FREEPORT — Volunteers in 13 towns from Scarborough to Orono are participating in a statewide project to map vernal pools in their communities.

The Maine Vernal Pool Mapping Project will help determine the location, size and significance of vernal pools for town planning offices.

The state passed legislation in 2007 to protect vernal pools under the Natural Resource Protection Act, but this is the first time the pools will be recorded, providing towns with the locations and significance of the pools.

Starting a few weeks ago, volunteers in Yarmouth, Falmouth, Freeport, Cumberland, Scarborough, Brunswick and Topsham have been trained to find and identify the pools that occur in shallow depressions and provide the primary breeding habitat for wood frogs, spotted and blue-spotted salamanders, fairy shrimp and numerous insects adapted to temporary, fish-less waters. They also provide important feeding and resting areas for other animals, including several of the state’s rare and endangered species.

Volunteers use aerial photographs to map possible vernal pools, then find them and assess egg masses in order to deem them significant. A classification of a significant vernal pool habitat would include the pool itself and the area within a 250-foot radius around the pool’s high-water mark.

Gene Weiner, a volunteer coordinator in Freeport, said he has enjoyed his time on the project. He said he worked in the wildlife management field for 33 years in Pennsylvania, experience he sees as a good fit for the volunteer work.

“Getting back into this work is really fun,” he said. “I’m all for protecting the environment and identifying the natural resources out there.”

Weiner said out of the nine vernal pools his team was assigned to locate and identify, six were significant.

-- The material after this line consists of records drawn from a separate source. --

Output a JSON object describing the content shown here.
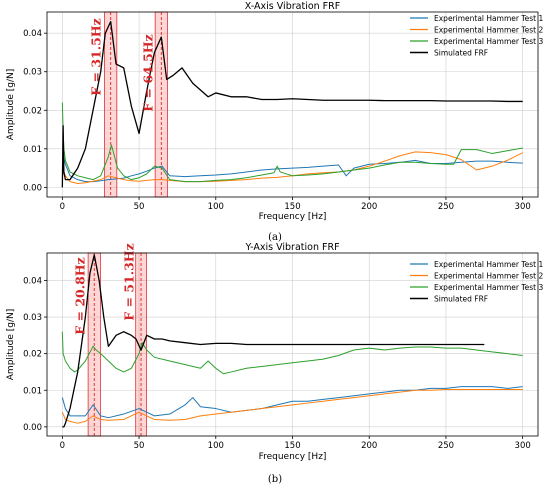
{
  "chart_data": [
    {
      "type": "line",
      "title": "X-Axis Vibration FRF",
      "xlabel": "Frequency [Hz]",
      "ylabel": "Amplitude [g/N]",
      "xlim": [
        -10,
        310
      ],
      "ylim": [
        -0.0025,
        0.0455
      ],
      "xticks": [
        0,
        50,
        100,
        150,
        200,
        250,
        300
      ],
      "yticks": [
        0.0,
        0.01,
        0.02,
        0.03,
        0.04
      ],
      "ytick_labels": [
        "0.00",
        "0.01",
        "0.02",
        "0.03",
        "0.04"
      ],
      "grid": true,
      "legend_position": "top-right",
      "caption": "(a)",
      "annotations": [
        {
          "text": "F = 31.5Hz",
          "x": 31.5,
          "band": [
            27.5,
            35.5
          ]
        },
        {
          "text": "F = 64.5Hz",
          "x": 64.5,
          "band": [
            60.5,
            68.5
          ]
        }
      ],
      "series": [
        {
          "name": "Experimental Hammer Test 1",
          "color": "#1f77b4",
          "x": [
            0,
            1,
            2,
            5,
            10,
            15,
            20,
            25,
            30,
            35,
            40,
            45,
            50,
            55,
            60,
            65,
            70,
            80,
            90,
            100,
            110,
            120,
            130,
            140,
            150,
            160,
            170,
            180,
            185,
            190,
            200,
            210,
            220,
            230,
            240,
            250,
            260,
            270,
            280,
            290,
            300
          ],
          "y": [
            0.004,
            0.0075,
            0.006,
            0.003,
            0.002,
            0.0015,
            0.0015,
            0.0017,
            0.002,
            0.0022,
            0.0024,
            0.003,
            0.0035,
            0.0042,
            0.005,
            0.0055,
            0.003,
            0.0028,
            0.003,
            0.0032,
            0.0035,
            0.004,
            0.0045,
            0.0048,
            0.005,
            0.0052,
            0.0055,
            0.0058,
            0.003,
            0.005,
            0.006,
            0.0062,
            0.0065,
            0.007,
            0.0062,
            0.0062,
            0.0065,
            0.0068,
            0.0068,
            0.0065,
            0.0063
          ]
        },
        {
          "name": "Experimental Hammer Test 2",
          "color": "#ff7f0e",
          "x": [
            0,
            1,
            2,
            5,
            10,
            15,
            20,
            25,
            30,
            35,
            40,
            45,
            50,
            55,
            60,
            65,
            70,
            80,
            90,
            100,
            110,
            120,
            130,
            140,
            150,
            160,
            170,
            180,
            190,
            200,
            210,
            220,
            230,
            240,
            250,
            260,
            270,
            280,
            290,
            300
          ],
          "y": [
            0.003,
            0.004,
            0.003,
            0.0015,
            0.001,
            0.0012,
            0.0016,
            0.002,
            0.003,
            0.0025,
            0.002,
            0.0017,
            0.0016,
            0.0018,
            0.002,
            0.002,
            0.0018,
            0.0015,
            0.0015,
            0.0016,
            0.0018,
            0.002,
            0.0024,
            0.0026,
            0.003,
            0.0035,
            0.0038,
            0.004,
            0.0045,
            0.0055,
            0.0068,
            0.0082,
            0.0092,
            0.009,
            0.0085,
            0.0072,
            0.0045,
            0.0055,
            0.007,
            0.009
          ]
        },
        {
          "name": "Experimental Hammer Test 3",
          "color": "#2ca02c",
          "x": [
            0,
            0.5,
            1,
            2,
            5,
            10,
            15,
            20,
            25,
            30,
            32,
            34,
            36,
            40,
            45,
            50,
            55,
            60,
            65,
            70,
            80,
            90,
            100,
            110,
            120,
            130,
            138,
            140,
            142,
            150,
            160,
            170,
            180,
            190,
            200,
            210,
            220,
            230,
            240,
            250,
            255,
            260,
            270,
            280,
            290,
            300
          ],
          "y": [
            0.022,
            0.015,
            0.01,
            0.007,
            0.004,
            0.003,
            0.0025,
            0.002,
            0.003,
            0.008,
            0.011,
            0.008,
            0.005,
            0.003,
            0.002,
            0.0025,
            0.0035,
            0.0055,
            0.005,
            0.002,
            0.0015,
            0.0015,
            0.0018,
            0.002,
            0.0025,
            0.0032,
            0.0038,
            0.0055,
            0.004,
            0.003,
            0.0032,
            0.0035,
            0.004,
            0.0045,
            0.005,
            0.0058,
            0.0065,
            0.0065,
            0.0062,
            0.006,
            0.006,
            0.0098,
            0.0098,
            0.0088,
            0.0095,
            0.0102
          ]
        },
        {
          "name": "Simulated FRF",
          "color": "#000000",
          "x": [
            0,
            0.5,
            1,
            2,
            5,
            10,
            15,
            20,
            25,
            28,
            31.5,
            35,
            40,
            45,
            50,
            55,
            60,
            64.5,
            68,
            72,
            78,
            85,
            95,
            100,
            110,
            120,
            130,
            140,
            150,
            160,
            170,
            180,
            190,
            200,
            210,
            220,
            230,
            240,
            250,
            260,
            270,
            280,
            290,
            300
          ],
          "y": [
            0.0,
            0.016,
            0.004,
            0.002,
            0.002,
            0.005,
            0.01,
            0.02,
            0.03,
            0.04,
            0.043,
            0.032,
            0.031,
            0.021,
            0.014,
            0.025,
            0.035,
            0.039,
            0.028,
            0.029,
            0.031,
            0.027,
            0.0235,
            0.0245,
            0.0235,
            0.0235,
            0.0228,
            0.0228,
            0.023,
            0.0228,
            0.0226,
            0.0226,
            0.0226,
            0.0226,
            0.0225,
            0.0225,
            0.0225,
            0.0225,
            0.0224,
            0.0224,
            0.0224,
            0.0224,
            0.0223,
            0.0223
          ]
        }
      ]
    },
    {
      "type": "line",
      "title": "Y-Axis Vibration FRF",
      "xlabel": "Frequency [Hz]",
      "ylabel": "Amplitude [g/N]",
      "xlim": [
        -10,
        310
      ],
      "ylim": [
        -0.0025,
        0.0475
      ],
      "xticks": [
        0,
        50,
        100,
        150,
        200,
        250,
        300
      ],
      "yticks": [
        0.0,
        0.01,
        0.02,
        0.03,
        0.04
      ],
      "ytick_labels": [
        "0.00",
        "0.01",
        "0.02",
        "0.03",
        "0.04"
      ],
      "grid": true,
      "legend_position": "top-right",
      "caption": "(b)",
      "annotations": [
        {
          "text": "F = 20.8Hz",
          "x": 20.8,
          "band": [
            16.8,
            24.8
          ]
        },
        {
          "text": "F = 51.3Hz",
          "x": 51.3,
          "band": [
            47.8,
            54.8
          ]
        }
      ],
      "series": [
        {
          "name": "Experimental Hammer Test 1",
          "color": "#1f77b4",
          "x": [
            0,
            2,
            5,
            10,
            15,
            20,
            25,
            30,
            40,
            50,
            55,
            60,
            70,
            80,
            85,
            90,
            100,
            110,
            120,
            130,
            140,
            150,
            160,
            170,
            180,
            190,
            200,
            210,
            220,
            230,
            240,
            250,
            260,
            270,
            280,
            290,
            300
          ],
          "y": [
            0.008,
            0.005,
            0.003,
            0.003,
            0.003,
            0.006,
            0.003,
            0.0025,
            0.0035,
            0.005,
            0.004,
            0.003,
            0.0035,
            0.006,
            0.008,
            0.0055,
            0.005,
            0.004,
            0.0045,
            0.005,
            0.006,
            0.007,
            0.007,
            0.0075,
            0.008,
            0.0085,
            0.009,
            0.0095,
            0.01,
            0.01,
            0.0105,
            0.0105,
            0.011,
            0.011,
            0.011,
            0.0105,
            0.011
          ]
        },
        {
          "name": "Experimental Hammer Test 2",
          "color": "#ff7f0e",
          "x": [
            0,
            2,
            5,
            10,
            15,
            20,
            25,
            30,
            40,
            50,
            60,
            70,
            80,
            90,
            100,
            110,
            120,
            130,
            140,
            150,
            160,
            170,
            180,
            190,
            200,
            210,
            220,
            230,
            240,
            250,
            260,
            270,
            280,
            290,
            300
          ],
          "y": [
            0.004,
            0.002,
            0.0015,
            0.001,
            0.0015,
            0.003,
            0.002,
            0.0018,
            0.002,
            0.004,
            0.002,
            0.0018,
            0.002,
            0.003,
            0.0035,
            0.004,
            0.0045,
            0.005,
            0.0055,
            0.006,
            0.0065,
            0.007,
            0.0075,
            0.008,
            0.0085,
            0.009,
            0.0095,
            0.01,
            0.01,
            0.0102,
            0.0102,
            0.0102,
            0.0102,
            0.0102,
            0.0102
          ]
        },
        {
          "name": "Experimental Hammer Test 3",
          "color": "#2ca02c",
          "x": [
            0,
            0.5,
            2,
            5,
            8,
            10,
            15,
            20,
            22,
            25,
            30,
            35,
            40,
            45,
            50,
            52,
            55,
            60,
            70,
            80,
            90,
            95,
            100,
            105,
            110,
            120,
            130,
            140,
            150,
            160,
            170,
            180,
            190,
            200,
            210,
            220,
            230,
            240,
            250,
            260,
            270,
            280,
            290,
            300
          ],
          "y": [
            0.026,
            0.02,
            0.018,
            0.016,
            0.015,
            0.0155,
            0.018,
            0.022,
            0.021,
            0.02,
            0.018,
            0.016,
            0.015,
            0.016,
            0.02,
            0.023,
            0.021,
            0.019,
            0.018,
            0.017,
            0.016,
            0.018,
            0.016,
            0.0145,
            0.015,
            0.016,
            0.0165,
            0.017,
            0.0175,
            0.018,
            0.0185,
            0.0195,
            0.021,
            0.0215,
            0.021,
            0.0215,
            0.0218,
            0.0218,
            0.0215,
            0.0215,
            0.021,
            0.0205,
            0.02,
            0.0195
          ]
        },
        {
          "name": "Simulated FRF",
          "color": "#000000",
          "x": [
            0,
            1,
            2,
            5,
            10,
            15,
            18,
            20.8,
            24,
            27,
            30,
            35,
            40,
            45,
            48,
            51.3,
            55,
            60,
            65,
            70,
            80,
            90,
            100,
            110,
            120,
            130,
            140,
            150,
            160,
            170,
            180,
            190,
            200,
            210,
            220,
            230,
            240,
            250,
            260,
            270,
            275
          ],
          "y": [
            0.0,
            0.0,
            0.001,
            0.005,
            0.015,
            0.03,
            0.042,
            0.047,
            0.04,
            0.03,
            0.022,
            0.025,
            0.026,
            0.025,
            0.024,
            0.021,
            0.025,
            0.024,
            0.024,
            0.0235,
            0.023,
            0.0225,
            0.0228,
            0.0228,
            0.0225,
            0.0225,
            0.0225,
            0.0225,
            0.0225,
            0.0225,
            0.0225,
            0.0225,
            0.0225,
            0.0225,
            0.0225,
            0.0225,
            0.0225,
            0.0225,
            0.0225,
            0.0225,
            0.0225
          ]
        }
      ]
    }
  ]
}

Making this identification will mean that greater restrictions will be placed around the pools, and the land around the area will be protected.

Some of the vernal pools Weiner and his team have identified are very small, he said, about the size of a living room. Others he said can be as large as a half an acre.

Some land owners have said vernal pools deemed significant by the state could potentially devalue land by restricting use and development. But classification also informs landowners of the changes to their property. A significant vernal pool classification would require additional permitting to develop, but does not prevent development, officials say.

While most of the coordinators have backgrounds in field biology and are members of local land trusts and conservation commissions, some are real estate agents, bankers and business owners.

Yarmouth volunteer coordinator Annie Simpson, a retired banker with an interest in ecology, town lands and public property, said some land owners may feel as if a significant vernal pool classification would increase the land value.

“I think it is fun and unique to know the vernal pools are on the land,” she said. “It is not as onerous as some believe. There is room for both human growth and conserving and preserving our wildlife.”

Assistant Planner Rod Melanson said Topsham residents have about 70 to 80 pools to assess. He said he was most impressed with the number of land owners involved.

“There were a lot of interested land owners who wanted information about the process,” he said. “There are definitely folks who do not agree with it, but it has been well received overall.”

Melanson said as a town planner he appreciates the study because it will provide additional information for planning purposes. But he said the vernal pools are also an important link to ecosystems.

“Some people may view them as just puddles, but they are so vital to the forest and the landscape,” he said. “It has been a big eye-opener to a lot of folks.”

Dave Santillo of Yarmouth is a biologist and a volunteer coordinator. He has a background in wildlife surveys and said he is impressed with the number of volunteers participating in the study.

“Volunteers are bringing their children to the trainings and teaching them about vernal pools in the field,” he said. “The whole process has been eye opening to for many people.”

The study was started with funding from the TogetherGreen initiative, a national project of the Audubon Society and Toyota. A $47,000 grant provided participating towns with up to $8,000 in services from Audubon and the University of Maine.

Project coordinator Aram Calhoun, an associate professor of wetlands ecology at the University of Maine, said the mapping project is not trying to regulate people’s property, but to proactively assess the vernal pools.

“This is another natural resource for planning departments, another piece of a data layer for the town,” she said. “Identifying a vernal pool on the property does not mean the land cannot be developed. All that’s needed is a permit.”

Now that the wood frog egg mass identification is almost complete, volunteers must move on to identify the salamander egg masses.

Weiner said he is looking forward to getting back out in the field.

“I’ve made new friends and am having so much fun with this,” he said. “This project gives me a chance to get back in the woods.”